A first glimpse of Kanakanavu word prominence

Author(s): Sally Chen

Abstract

This study investigated the word prominence pattern of Kanakanavu, a critically endangered Austronesian language spoken in Taiwan. Previous studies on the phonetic correlates of Piwan and Saisiyat agreed that pitch is the only consistent cue, indicating that Formosan languages are more like pitch-accent languages. However, given that word accents are in a fixed position for those two languages, it remains an open question whether the same phenomenon would be observed for Kanakanavu, a language with more flexibility in the position of word prominence. A list of 2-, 3-, and 4-syllable words was recorded from three native speakers of this language. The words differ in their word prominence position: Disyllabic words receive their prominence either in the penultimate or the final syllable, while 3- and 4-syllable words are read with their prominence in either the penultimate or the ante-penultimate syllable.
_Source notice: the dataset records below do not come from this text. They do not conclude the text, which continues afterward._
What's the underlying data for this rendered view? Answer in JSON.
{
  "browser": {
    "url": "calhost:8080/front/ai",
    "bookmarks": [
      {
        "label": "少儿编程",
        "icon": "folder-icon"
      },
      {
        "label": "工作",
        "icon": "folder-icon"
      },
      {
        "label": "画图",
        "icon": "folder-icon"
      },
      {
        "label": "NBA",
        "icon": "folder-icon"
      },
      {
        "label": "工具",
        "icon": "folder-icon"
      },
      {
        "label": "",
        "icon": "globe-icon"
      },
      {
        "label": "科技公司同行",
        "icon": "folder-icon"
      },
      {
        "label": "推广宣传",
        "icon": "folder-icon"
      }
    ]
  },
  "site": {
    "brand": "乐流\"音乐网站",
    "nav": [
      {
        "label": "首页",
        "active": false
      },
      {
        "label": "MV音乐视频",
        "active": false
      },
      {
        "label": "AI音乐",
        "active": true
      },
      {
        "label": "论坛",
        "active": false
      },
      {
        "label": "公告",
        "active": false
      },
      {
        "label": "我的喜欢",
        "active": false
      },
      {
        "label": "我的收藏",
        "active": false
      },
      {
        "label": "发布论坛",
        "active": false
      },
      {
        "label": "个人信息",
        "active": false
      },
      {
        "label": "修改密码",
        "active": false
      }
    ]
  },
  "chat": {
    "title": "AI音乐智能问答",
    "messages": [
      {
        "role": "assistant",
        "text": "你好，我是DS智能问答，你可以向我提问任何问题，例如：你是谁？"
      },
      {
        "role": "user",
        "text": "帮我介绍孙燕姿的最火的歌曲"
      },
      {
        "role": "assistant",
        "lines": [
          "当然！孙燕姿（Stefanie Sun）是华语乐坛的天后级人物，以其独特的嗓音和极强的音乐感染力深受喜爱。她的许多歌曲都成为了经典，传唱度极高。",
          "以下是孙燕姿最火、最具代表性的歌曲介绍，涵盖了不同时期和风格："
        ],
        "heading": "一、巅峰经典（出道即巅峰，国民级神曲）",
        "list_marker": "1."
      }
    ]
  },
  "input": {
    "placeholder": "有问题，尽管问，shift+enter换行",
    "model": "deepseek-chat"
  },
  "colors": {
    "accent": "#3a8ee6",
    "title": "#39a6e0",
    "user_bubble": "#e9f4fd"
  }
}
Word prominence type and corresponding acoustic correlates were labeled and analyzed. Results showed that only 3-syllable words with prominence in antepenultimate position were realized with different prominence types. Moreover, Kanakanavu word prominence is realized via both pitch and duration: Maximal pitch values were consistently higher for vowels in the syllables receiving word prominence, and duration of these vowels was also longer.